Philadelphia's municipal election of November 3, 1953, was the second held under the city charter of 1951 and represented the first test of the Democratic city government of Mayor Joseph S. Clark Jr. In the 1951 election, the voters had elected a Democratic mayor for the first time in 67 years, breaking the Republican hold on political power in the city. They had also elected a majority-Democratic City Council along with Democrats for district attorney and other citywide offices (also called row offices). In 1953, the voters had the chance to continue the Democratic trend or to block it in the election for City Controller, Register of Wills, and various judges and magistrates. On election day, the Republican organization recovered from their 1951 losses, electing all their candidates citywide. Republicans celebrated the victory, but subsequent Democratic triumphs in the 1955 and 1959 elections made the 1953 result more of an aberration than a true comeback for the once-powerful Philadelphia Republican machine.
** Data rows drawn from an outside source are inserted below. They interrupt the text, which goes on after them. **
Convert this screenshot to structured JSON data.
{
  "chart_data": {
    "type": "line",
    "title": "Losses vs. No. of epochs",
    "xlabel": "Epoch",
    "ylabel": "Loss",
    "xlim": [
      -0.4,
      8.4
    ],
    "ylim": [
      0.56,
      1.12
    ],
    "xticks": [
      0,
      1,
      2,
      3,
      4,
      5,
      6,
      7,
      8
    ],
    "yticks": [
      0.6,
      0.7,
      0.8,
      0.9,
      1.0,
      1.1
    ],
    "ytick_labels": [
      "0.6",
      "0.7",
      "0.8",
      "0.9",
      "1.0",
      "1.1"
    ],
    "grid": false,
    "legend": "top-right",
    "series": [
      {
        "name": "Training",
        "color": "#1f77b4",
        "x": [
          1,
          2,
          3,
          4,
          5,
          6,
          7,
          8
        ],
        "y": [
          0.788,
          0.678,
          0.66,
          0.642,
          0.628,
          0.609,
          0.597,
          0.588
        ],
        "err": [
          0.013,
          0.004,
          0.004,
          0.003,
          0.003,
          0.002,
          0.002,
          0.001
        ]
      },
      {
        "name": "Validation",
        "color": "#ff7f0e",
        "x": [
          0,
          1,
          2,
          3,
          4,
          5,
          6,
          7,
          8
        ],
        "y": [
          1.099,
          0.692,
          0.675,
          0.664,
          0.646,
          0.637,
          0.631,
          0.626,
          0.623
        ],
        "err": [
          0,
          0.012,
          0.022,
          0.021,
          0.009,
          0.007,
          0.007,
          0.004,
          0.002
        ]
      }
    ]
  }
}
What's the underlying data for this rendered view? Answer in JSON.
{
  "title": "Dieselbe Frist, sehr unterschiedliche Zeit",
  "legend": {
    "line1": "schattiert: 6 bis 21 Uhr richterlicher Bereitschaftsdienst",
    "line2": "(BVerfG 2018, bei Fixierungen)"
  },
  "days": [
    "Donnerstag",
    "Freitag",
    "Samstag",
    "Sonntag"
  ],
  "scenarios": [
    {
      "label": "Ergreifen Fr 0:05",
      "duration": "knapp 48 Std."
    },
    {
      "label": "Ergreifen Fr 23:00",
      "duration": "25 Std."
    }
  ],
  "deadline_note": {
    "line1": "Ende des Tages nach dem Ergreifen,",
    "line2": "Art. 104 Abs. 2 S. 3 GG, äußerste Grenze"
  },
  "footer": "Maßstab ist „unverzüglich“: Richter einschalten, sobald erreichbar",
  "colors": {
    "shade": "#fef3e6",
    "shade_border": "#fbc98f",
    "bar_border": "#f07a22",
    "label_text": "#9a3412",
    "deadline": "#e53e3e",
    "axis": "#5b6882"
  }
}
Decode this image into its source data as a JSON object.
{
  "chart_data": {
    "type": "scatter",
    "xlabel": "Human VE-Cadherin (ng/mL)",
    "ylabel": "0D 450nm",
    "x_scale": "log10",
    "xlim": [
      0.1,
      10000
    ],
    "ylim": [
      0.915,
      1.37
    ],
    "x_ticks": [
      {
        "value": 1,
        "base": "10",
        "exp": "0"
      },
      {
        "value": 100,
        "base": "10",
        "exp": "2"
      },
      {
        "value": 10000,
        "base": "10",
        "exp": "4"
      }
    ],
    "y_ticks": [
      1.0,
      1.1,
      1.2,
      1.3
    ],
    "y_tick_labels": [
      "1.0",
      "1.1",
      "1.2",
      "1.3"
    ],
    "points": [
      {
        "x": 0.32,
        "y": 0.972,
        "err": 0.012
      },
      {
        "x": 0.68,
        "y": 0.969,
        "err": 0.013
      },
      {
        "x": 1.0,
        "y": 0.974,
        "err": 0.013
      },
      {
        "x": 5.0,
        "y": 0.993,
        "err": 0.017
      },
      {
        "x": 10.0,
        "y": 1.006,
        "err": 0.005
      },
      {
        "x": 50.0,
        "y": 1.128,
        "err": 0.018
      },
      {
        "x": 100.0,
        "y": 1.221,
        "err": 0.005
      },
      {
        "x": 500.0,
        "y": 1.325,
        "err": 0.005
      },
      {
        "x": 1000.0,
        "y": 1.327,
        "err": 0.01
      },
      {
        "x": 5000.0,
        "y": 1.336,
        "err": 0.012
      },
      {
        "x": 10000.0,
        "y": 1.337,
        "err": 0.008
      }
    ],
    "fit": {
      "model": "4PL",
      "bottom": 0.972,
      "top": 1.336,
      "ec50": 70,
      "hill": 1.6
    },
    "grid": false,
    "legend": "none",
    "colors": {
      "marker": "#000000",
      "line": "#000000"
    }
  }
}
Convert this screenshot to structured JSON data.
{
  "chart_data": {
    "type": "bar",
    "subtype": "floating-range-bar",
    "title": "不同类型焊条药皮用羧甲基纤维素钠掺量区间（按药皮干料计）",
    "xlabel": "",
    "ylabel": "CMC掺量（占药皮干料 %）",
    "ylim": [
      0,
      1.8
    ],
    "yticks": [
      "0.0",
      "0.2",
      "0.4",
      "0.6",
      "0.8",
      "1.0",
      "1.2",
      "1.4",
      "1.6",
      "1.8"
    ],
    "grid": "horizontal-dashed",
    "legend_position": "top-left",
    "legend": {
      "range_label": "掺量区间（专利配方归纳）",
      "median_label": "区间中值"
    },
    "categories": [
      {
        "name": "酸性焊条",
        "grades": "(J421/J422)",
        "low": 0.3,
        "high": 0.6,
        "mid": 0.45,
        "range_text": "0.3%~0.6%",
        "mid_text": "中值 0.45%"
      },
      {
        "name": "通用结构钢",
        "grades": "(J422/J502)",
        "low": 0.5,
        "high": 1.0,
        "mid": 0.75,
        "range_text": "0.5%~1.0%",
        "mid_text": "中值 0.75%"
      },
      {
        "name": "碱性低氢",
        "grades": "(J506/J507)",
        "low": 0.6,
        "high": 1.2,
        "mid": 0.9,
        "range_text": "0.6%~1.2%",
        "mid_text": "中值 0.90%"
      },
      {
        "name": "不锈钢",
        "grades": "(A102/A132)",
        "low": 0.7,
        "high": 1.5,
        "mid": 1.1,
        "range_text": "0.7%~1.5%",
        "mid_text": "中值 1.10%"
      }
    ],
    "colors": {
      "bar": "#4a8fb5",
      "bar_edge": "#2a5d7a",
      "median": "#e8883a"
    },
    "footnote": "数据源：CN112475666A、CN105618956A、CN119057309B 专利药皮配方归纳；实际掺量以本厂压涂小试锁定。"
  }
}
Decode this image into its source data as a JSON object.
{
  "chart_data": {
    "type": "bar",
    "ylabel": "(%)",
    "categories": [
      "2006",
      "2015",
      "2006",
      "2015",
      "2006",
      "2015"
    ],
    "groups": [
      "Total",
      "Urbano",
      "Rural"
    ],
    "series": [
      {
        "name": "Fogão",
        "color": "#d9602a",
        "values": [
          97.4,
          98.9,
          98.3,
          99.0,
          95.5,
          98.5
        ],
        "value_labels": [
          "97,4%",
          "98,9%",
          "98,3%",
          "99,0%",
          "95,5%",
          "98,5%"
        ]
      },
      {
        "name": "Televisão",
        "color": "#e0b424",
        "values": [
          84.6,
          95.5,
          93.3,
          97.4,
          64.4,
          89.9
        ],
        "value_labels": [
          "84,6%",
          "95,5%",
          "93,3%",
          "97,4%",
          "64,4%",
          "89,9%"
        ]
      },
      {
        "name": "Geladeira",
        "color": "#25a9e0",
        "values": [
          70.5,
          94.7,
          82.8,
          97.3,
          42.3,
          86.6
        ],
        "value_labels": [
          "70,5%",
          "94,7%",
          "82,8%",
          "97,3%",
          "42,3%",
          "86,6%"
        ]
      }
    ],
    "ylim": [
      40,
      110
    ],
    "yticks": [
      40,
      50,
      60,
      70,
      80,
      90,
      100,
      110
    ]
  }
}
After the Democrats' 1951 electoral victory, Philadelphia's once-powerful Republican party organization lost the hold on city government that they had held since 1884. In 1953, they sought to regain their former control over the city's political scene. Both sides presented the election as a referendum on the administration of Mayor Joseph S. Clark Jr., a Democrat elected with the support of reform-minded Republicans and independents in 1951. In an op-ed in The Philadelphia Inquirer the Sunday before the election, Republican City Committee chairman William J. Hamilton called the election "an opportunity to pass judgment upon the administration of Mayor Clark who promised so much and gave so little." He called the Clark administration "spendthrift and mismanaged", and promised "honest and efficient management" from the Republicans. In another op-ed the same day, Democratic City Committee chairman William J. Green Jr., characterized the Clark administration in more glowing terms and framed the election as a chance for Philadelphians to decide "whether 'good government' shall be extended" in the city after the reforms of 1951.